- Promotional release poster
- Directed by: Elvis Restaino
- Written by: George Saunders
- Produced by: Alan Mehrez
- Starring: Daniel Bernhardt Stefanos Miltsakakis Michael Krawic Derek McGrath Lisa Stothard
- Cinematography: George Mooradian
- Edited by: Frank Sacco
- Music by: Alex Wurman
- Distributed by: Avalanche Home Entertainment
- Release date: February 15, 1999;
- Running time: 100 minutes
- Country: United States
- Language: English

= Bloodsport 4: The Dark Kumite =

Bloodsport 4: The Dark Kumite is a 1999 martial arts sports action film directed by Elvis Restaino, from a script written by George Saunders, while Alan Mehrez once again serves as producer.
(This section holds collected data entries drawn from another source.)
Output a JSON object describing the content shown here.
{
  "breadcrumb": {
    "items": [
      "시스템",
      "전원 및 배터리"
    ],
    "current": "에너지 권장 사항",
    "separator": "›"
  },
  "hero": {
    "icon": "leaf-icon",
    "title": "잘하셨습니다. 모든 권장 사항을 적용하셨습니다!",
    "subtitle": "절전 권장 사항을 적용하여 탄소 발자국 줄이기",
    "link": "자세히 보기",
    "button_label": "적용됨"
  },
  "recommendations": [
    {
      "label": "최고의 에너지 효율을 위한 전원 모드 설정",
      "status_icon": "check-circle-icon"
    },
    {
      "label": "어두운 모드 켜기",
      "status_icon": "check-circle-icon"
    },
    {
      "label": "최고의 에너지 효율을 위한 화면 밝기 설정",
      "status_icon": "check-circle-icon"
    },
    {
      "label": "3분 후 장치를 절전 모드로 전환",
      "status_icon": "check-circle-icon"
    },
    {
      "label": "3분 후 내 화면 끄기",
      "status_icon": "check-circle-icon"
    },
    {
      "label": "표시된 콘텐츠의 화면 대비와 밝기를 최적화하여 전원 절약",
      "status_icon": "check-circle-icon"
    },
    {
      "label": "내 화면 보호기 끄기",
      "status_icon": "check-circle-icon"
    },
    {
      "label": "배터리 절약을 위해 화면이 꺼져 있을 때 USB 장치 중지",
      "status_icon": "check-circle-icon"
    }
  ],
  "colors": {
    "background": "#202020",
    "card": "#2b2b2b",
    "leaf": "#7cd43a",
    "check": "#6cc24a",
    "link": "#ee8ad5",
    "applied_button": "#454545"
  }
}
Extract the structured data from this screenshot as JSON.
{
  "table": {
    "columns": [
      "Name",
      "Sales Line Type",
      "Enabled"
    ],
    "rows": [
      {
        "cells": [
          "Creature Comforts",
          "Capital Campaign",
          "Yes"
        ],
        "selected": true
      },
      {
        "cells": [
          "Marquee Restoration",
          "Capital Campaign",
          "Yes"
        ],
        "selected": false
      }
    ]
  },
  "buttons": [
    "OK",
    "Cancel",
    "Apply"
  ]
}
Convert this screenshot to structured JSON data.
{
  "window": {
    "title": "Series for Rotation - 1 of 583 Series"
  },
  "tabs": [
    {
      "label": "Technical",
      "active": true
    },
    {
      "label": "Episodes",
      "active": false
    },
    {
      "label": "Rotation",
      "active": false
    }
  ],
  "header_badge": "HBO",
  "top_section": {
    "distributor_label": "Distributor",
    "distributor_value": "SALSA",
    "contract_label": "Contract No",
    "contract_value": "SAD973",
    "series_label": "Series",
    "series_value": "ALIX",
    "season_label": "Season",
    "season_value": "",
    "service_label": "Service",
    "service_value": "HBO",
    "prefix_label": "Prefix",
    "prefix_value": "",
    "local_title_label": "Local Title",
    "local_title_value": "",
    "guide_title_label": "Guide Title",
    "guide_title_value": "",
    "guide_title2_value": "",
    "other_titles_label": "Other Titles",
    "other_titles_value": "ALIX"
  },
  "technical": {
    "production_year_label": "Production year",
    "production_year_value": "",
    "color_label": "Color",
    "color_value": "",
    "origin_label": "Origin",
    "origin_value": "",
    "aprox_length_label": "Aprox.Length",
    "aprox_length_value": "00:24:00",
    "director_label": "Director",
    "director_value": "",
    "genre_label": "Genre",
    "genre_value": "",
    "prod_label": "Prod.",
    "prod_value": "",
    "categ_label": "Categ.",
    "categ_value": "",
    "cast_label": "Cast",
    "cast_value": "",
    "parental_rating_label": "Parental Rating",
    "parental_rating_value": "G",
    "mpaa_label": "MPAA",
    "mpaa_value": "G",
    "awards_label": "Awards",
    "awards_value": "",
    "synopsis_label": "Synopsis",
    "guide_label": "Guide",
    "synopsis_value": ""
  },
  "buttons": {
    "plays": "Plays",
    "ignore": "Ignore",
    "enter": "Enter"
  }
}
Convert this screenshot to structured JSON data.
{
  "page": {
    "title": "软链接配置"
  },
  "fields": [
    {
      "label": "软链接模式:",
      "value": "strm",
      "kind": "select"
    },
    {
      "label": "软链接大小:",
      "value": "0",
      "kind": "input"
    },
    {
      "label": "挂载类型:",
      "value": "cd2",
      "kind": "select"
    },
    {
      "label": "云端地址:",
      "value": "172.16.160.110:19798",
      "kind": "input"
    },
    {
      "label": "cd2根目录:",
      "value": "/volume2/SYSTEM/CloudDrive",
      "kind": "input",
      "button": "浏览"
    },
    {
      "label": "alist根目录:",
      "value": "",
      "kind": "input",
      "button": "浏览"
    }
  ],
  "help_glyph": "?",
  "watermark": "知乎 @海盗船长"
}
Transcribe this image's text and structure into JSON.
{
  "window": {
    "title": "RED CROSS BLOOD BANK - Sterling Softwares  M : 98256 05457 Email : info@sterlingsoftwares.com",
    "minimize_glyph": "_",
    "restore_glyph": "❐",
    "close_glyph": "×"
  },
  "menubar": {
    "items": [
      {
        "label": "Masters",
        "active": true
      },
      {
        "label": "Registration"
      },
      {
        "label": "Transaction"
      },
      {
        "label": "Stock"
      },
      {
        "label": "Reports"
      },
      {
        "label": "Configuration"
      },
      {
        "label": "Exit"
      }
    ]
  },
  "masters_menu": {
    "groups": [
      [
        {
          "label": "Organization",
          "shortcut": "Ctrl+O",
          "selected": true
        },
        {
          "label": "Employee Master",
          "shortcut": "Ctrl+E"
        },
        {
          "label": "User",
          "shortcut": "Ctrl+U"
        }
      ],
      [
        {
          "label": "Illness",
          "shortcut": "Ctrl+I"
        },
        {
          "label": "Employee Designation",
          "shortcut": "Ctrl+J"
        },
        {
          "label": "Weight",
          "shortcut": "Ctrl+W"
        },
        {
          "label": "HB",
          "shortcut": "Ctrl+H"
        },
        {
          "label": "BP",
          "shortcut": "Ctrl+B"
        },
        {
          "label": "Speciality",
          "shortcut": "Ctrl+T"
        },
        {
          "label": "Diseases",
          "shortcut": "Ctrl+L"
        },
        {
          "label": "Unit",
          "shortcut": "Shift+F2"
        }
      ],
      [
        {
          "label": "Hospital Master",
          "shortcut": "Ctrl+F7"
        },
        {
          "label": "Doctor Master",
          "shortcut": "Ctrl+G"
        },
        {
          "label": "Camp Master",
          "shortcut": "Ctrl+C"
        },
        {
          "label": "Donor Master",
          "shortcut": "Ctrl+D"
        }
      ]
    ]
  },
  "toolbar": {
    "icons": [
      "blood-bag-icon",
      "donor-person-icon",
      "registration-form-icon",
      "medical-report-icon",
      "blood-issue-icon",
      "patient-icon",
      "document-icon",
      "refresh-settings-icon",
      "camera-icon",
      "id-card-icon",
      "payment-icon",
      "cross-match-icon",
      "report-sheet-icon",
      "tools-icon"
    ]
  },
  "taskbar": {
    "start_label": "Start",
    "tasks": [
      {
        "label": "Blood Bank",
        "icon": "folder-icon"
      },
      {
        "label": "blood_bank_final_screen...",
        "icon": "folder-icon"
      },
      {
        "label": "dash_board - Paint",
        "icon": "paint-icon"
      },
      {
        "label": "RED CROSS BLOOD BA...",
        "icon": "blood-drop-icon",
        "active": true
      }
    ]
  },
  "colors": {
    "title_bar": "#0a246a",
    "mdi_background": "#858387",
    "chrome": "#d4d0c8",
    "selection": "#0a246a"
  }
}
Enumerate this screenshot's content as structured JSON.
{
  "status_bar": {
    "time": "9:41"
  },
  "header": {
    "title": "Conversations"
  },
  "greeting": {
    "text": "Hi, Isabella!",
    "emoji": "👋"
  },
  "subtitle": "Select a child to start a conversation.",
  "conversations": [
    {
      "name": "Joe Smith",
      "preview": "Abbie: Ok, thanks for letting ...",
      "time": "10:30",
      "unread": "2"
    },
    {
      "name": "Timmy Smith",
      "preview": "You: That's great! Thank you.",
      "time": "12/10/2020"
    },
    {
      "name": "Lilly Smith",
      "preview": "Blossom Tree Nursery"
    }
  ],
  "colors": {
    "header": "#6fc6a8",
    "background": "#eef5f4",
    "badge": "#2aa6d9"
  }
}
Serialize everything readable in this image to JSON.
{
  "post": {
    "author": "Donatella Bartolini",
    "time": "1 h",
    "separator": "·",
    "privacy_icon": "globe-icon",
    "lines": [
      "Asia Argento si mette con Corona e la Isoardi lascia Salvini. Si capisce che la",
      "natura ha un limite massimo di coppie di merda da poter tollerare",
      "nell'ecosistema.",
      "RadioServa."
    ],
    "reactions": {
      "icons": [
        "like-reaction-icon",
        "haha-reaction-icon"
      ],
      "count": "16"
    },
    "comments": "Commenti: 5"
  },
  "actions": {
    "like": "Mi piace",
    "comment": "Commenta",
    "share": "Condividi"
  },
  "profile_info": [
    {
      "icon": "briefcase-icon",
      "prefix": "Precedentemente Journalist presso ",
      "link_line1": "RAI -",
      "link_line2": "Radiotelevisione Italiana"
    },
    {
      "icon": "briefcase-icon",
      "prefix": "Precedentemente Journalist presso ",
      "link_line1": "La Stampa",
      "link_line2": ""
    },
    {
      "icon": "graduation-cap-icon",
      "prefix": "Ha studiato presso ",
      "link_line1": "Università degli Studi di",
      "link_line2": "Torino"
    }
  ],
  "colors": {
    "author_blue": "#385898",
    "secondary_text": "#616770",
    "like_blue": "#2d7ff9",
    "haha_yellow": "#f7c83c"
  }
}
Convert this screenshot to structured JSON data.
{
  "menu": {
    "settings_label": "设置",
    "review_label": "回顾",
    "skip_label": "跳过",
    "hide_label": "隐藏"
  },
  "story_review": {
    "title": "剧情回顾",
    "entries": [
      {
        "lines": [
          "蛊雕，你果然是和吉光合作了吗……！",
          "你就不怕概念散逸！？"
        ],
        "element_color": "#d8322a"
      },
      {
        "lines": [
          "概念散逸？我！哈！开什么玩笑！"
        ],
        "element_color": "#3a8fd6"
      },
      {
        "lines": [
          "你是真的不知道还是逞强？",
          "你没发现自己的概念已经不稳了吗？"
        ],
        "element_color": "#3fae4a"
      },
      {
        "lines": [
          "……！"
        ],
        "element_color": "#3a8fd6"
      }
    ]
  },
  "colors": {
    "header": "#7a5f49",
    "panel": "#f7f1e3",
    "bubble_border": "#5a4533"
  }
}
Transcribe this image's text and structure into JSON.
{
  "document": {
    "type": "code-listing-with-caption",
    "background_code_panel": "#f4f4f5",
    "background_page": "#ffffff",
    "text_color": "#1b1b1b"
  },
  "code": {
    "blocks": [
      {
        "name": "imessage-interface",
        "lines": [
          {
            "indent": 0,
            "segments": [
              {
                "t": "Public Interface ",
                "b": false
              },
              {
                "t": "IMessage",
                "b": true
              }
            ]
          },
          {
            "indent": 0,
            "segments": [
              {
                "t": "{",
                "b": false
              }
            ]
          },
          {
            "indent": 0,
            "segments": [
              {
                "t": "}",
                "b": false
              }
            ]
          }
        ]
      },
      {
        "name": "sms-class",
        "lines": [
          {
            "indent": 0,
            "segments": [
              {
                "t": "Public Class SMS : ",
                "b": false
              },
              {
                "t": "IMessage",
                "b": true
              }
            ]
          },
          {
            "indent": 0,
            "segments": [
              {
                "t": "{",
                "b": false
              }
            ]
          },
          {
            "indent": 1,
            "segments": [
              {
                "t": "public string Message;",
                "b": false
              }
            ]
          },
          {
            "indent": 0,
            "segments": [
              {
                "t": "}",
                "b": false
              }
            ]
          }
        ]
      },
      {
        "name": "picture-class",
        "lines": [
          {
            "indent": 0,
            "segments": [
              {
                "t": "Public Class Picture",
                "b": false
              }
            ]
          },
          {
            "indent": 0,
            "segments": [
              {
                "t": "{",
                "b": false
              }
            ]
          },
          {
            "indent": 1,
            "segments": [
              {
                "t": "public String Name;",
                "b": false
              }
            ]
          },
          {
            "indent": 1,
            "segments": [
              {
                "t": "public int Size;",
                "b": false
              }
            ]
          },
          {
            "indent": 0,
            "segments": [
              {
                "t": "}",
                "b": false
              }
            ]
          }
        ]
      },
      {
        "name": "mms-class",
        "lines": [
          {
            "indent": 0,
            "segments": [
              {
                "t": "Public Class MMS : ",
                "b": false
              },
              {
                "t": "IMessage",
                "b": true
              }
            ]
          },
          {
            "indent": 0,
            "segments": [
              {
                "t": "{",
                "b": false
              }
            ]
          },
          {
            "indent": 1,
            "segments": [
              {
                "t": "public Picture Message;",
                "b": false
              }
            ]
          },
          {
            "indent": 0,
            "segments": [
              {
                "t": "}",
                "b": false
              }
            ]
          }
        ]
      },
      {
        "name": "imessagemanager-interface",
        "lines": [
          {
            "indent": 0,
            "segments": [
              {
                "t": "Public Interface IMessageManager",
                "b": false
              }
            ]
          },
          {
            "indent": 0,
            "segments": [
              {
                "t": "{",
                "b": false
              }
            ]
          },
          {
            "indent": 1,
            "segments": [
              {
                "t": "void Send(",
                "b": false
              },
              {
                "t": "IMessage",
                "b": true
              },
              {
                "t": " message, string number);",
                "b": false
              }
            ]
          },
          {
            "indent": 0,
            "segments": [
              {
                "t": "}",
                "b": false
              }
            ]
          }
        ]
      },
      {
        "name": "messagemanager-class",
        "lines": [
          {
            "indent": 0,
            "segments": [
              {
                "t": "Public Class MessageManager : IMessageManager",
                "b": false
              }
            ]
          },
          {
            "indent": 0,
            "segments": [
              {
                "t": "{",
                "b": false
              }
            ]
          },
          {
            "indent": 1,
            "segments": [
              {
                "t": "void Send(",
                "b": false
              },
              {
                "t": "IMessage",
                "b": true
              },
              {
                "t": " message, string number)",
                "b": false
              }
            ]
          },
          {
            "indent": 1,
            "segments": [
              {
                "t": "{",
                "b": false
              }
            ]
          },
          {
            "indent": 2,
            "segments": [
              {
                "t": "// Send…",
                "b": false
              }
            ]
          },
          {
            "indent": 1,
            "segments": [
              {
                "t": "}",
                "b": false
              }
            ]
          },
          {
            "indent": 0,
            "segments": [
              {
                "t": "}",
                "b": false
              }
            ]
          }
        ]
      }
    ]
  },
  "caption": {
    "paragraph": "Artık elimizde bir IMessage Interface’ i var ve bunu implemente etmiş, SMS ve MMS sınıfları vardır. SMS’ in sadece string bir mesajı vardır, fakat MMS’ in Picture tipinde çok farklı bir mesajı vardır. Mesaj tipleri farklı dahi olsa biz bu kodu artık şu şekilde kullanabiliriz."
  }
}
A sequel to Bloodsport III (1997) and it is the fourth installment overall in the Bloodsport film series. Daniel Bernhardt returns to the series, albeit in the new role of John Keller. It was released direct-to-video in 1999.

==Premise==
Agent John Keller goes undercover into the tough prison known as Fuego Penal to find out about the corpses of prisoners disappearing without a trace. There he gets involved in a dangerous tournament, the Kumite, arranged by a man named Justin Caesar, where the prisoners are forced to fight to the death. The tournament has only one rule: There are no rules.

==Cast==
- Daniel Bernhardt as John Keller
- Stefanos Miltsakakis as Maximilian Schrek
- Ivan Ivanov as Justin Caesar
- Lisa Stothard as Blaire
- Michael Krawic as Winston
- Derek McGrath as Warden Preston
- David Rowe as Billings
- Elvis Restaino as Dr. Rosenbloom
- Dennis LaValle as Files
- Christine Marais as Regina
- Jeff Moldovan as Captain Anderson
- Mike Kirton as Prison Guard
- Mitko Kiskimov as Tongo
- Linda Kouleva as Rita
- Stefan Valdobrev as Gills

==Production==
The prison sequences were shot at a real prison in Bulgaria and actual prisoners were extras in the scenes. Although the film was shot in Bulgaria, Bloodsport 4 is set in the United States. This not only makes it the only Bloodsport movie set there, but the only Bloodsport movie to not be set where it was shot. Though Daniel Bernhardt stars in the previous two films, his character John Keller is different from Alex Cardo in the prior installments.

==Reception==
The film was panned by critics. Robert Pardi of TV Guide gave the film one star and said: "The good news is that you needn't bother watching the first three Bloodsport flicks in order to make sense of this sequel. The bad news is that it's pure Grade-Z schlock."